One PROCLIB is protected and allowed for READ access for all users. However, this PROCLIB contains members that need to be updated by some users.
To enable PDS Level Member Protection set PDSPROT CA Top Secret control options to ON. Example:
The following permission was given to a PROFILE:
TSS ADD(DeptOwner) PDSMEM1(ABC,D)
TSS PERMIT(ProfileName) PDSMEM1(ABC,D) ACCESS(UPDATE)
which means all members starting with either ABC or D are protected PDS members.
When trying to testing the implementation:
An acid belonging to that PROFILE (ProfileName) tries to update member DEFGHI (Staring with letter " D") will fail with a S913 abend.
TSSUTIL report claims DRC66, which means access not granted to dataset. This is correct, because the profile only has READ access to that PROCLIB, SYS1.SYSZ.PROCLIB.
If UPDATE access is allowed for these acids, they will be able to update any member in the PROCLIB and not necessarily the ones allowed.
This behavior may confuse administrators wondering why any member can be updated.
Release: Top Secret r16.0
The behavior reported here is correct. It is due to the PDSMEMx resource classes NOT being protected by default. In other words the DEFPROT attribute is NOT set on the resource class.
If an acid has UPDATE access to a PROCLIB, it will be able to update any member (belonging to that PROCLIB) which has not been defined to TSS (Not owned).
All defined members will be protected accordingly.
To avoid such behavior, you have to add the DEFPROT attribute to the PDSMEM1 class:
TSS REP(RDT) RESCLASS(PDSMEM1) ATTR(DEFPROT)
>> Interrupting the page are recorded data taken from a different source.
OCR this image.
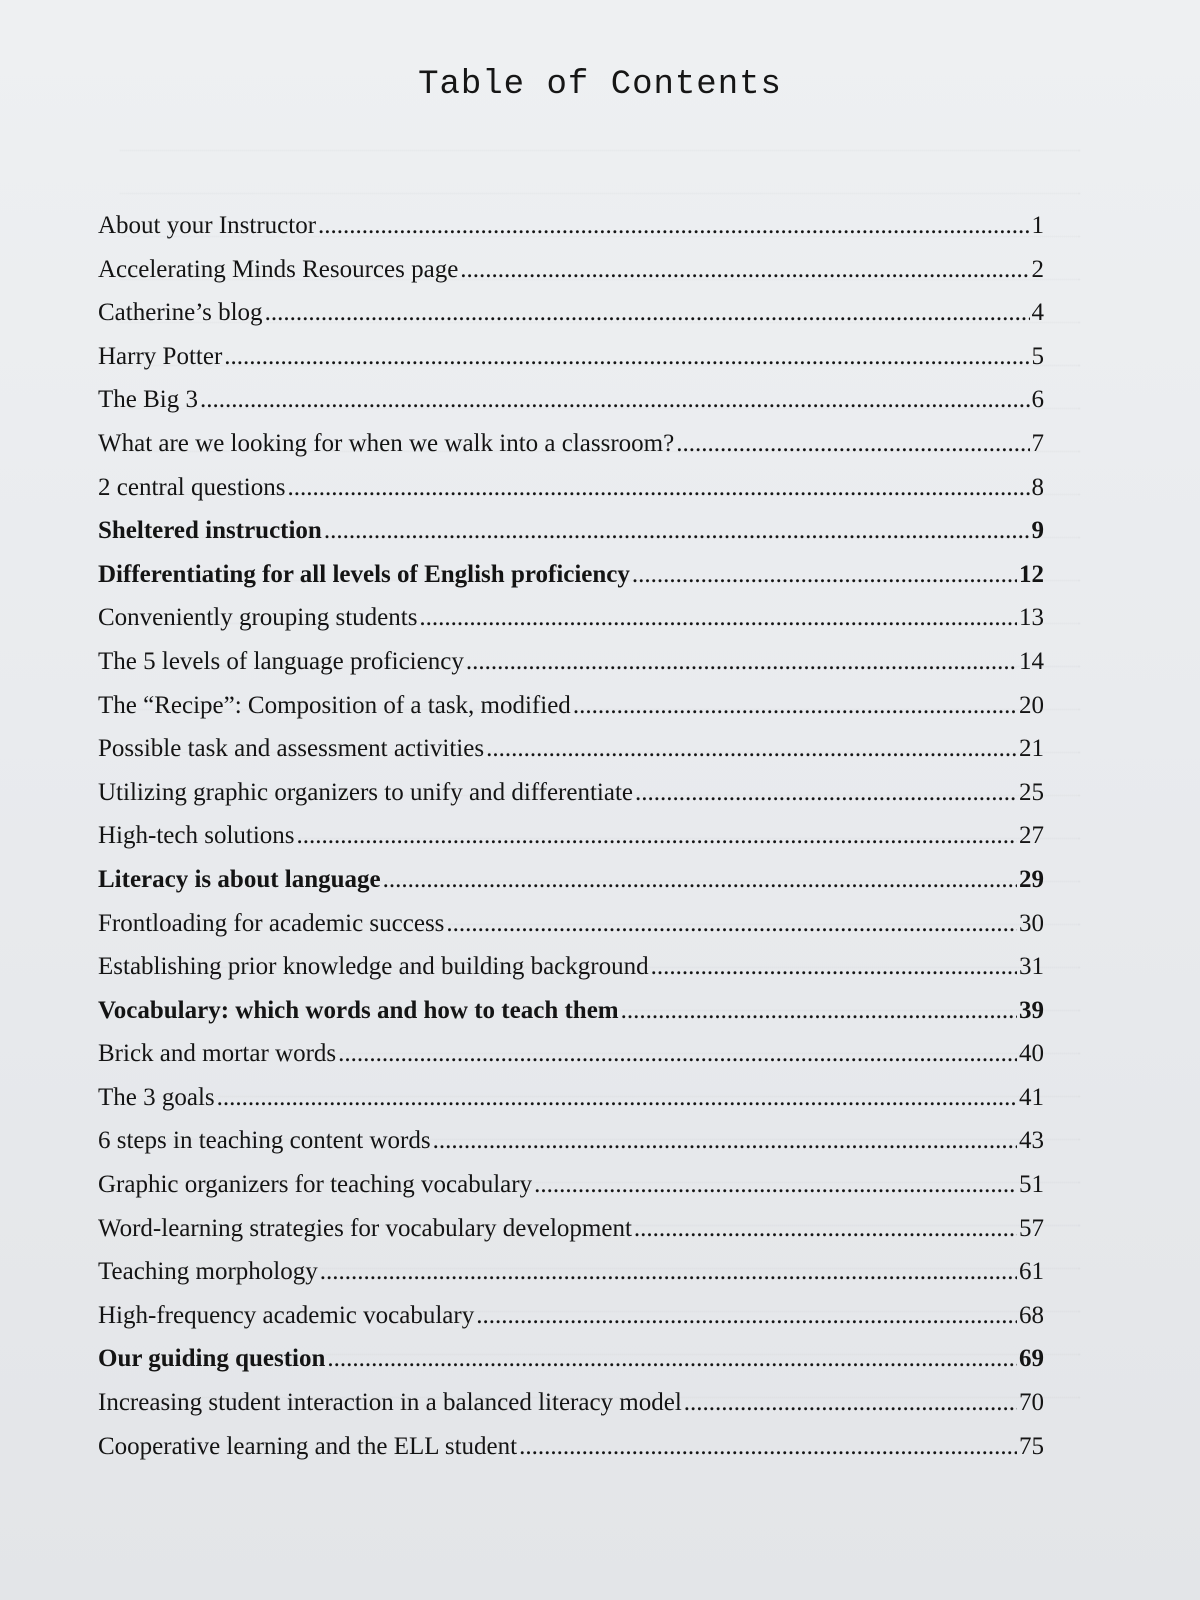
Table of Contents
About your Instructor .....	1
Accelerating Minds Resources page .....	2
Catherine’s blog .....	4
Harry Potter .....	5
The Big 3 .....	6
What are we looking for when we walk into a classroom? .....	7
2 central questions .....	8
Sheltered instruction .....	9
Differentiating for all levels of English proficiency .....	12
Conveniently grouping students .....	13
The 5 levels of language proficiency .....	14
The “Recipe”: Composition of a task, modified .....	20
Possible task and assessment activities .....	21
Utilizing graphic organizers to unify and differentiate .....	25
High-tech solutions .....	27
Literacy is about language .....	29
Frontloading for academic success .....	30
Establishing prior knowledge and building background .....	31
Vocabulary: which words and how to teach them .....	39
Brick and mortar words .....	40
The 3 goals .....	41
6 steps in teaching content words .....	43
Graphic organizers for teaching vocabulary .....	51
Word-learning strategies for vocabulary development .....	57
Teaching morphology .....	61
High-frequency academic vocabulary .....	68
Our guiding question .....	69
Increasing student interaction in a balanced literacy model .....	70
Cooperative learning and the ELL student .....	75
The class will be displayed as follows:
ACCESSORID = *RDT* NAME = RESOURCE DEFINITIONS
RESOURCE CLASS = PDSMEM1
RESOURCE CODE = X'043'
ATTRIBUTE = NOMASK,MAXOWN(08),MAXPERMIT(008),ACCESS,PRIVPGM,DEFPROT
ACCESS = NONE(0000),UPDATE(6000),READ(4000),ALL(FFFF)
DEFACC = READ
TSS0300I LIST FUNCTION SUCCESSFUL
All members will be protected as soon as a PROCLIB is added to the PDSMEMx resource class.
You will have to authorize the member at the required access level:
TSS ADD(DeptOwner) PDSMEM1(member) ==> If not already owned.
TSS PERMIT(acid or ProfileName) PDSMEM1(member) ACCESS(access)
Adding the DEFPROT ATTRIBUTE is NOT a requirement. Please refer to your site security standards to determine how you want to implement PDS Member Level Protection.